Salah satu lapak pakaian bekas di Pasar Sentral Timika, Papua Tengah. (IDN Times/Endy Langobelen)
Penolakan tak hanya datang dari pedagang, tapi juga dari konsumen. Uli Artha br. Siregar (45) mengaku masih bergantung pada produk thrift karena harganya jauh lebih terjangkau dibanding pakaian baru di mal.
“Harga di mal ratusan ribu, kualitasnya banyak yang KW. Di thrift masih bisa cari yang bagus dan murah,” katanya.
Sementara itu, pengamat ekonomi Gunawan Benjamin menilai bahwa rencana pemerintah memang memiliki orientasi positif—yakni melindungi industri tekstil dalam negeri. Namun, kebijakan tersebut harus dijalankan secara gradual dan terukur agar tidak menimbulkan gejolak sosial.

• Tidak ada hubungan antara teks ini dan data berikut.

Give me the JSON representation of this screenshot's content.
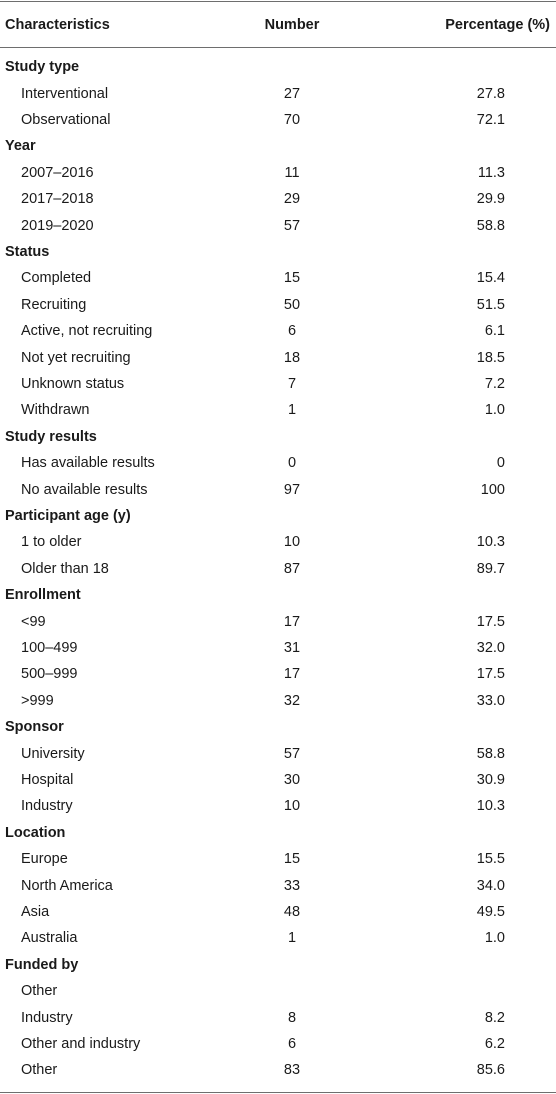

“Larangan impor memang dapat memperkuat industri tekstil domestik, tetapi secara bersamaan berisiko meningkatkan pengangguran dan menekan daya beli masyarakat,” jelas Gunawan.
Menurutnya, perdagangan pakaian bekas sudah menjadi bagian dari ekonomi informal di berbagai daerah, termasuk Medan.
“Kebijakan seperti ini perlu diimplementasikan secara gradual dan disertai dengan mekanisme transisi yang jelas agar tidak menimbulkan gejolak sosial-ekonomi, khususnya di wilayah yang memiliki ketergantungan tinggi terhadap perdagangan pakaian bekas,” ujarnya.
Gunawan juga mengingatkan pentingnya memilih waktu yang tepat sebelum kebijakan diberlakukan. “Kebijakan yang secara substansial baik pun dapat menimbulkan resistensi jika diterapkan pada waktu yang tidak tepat. Idealnya, pemerintah menunggu hingga kapasitas produksi industri tekstil domestik mampu memenuhi kebutuhan pasar nasional,” tambahnya.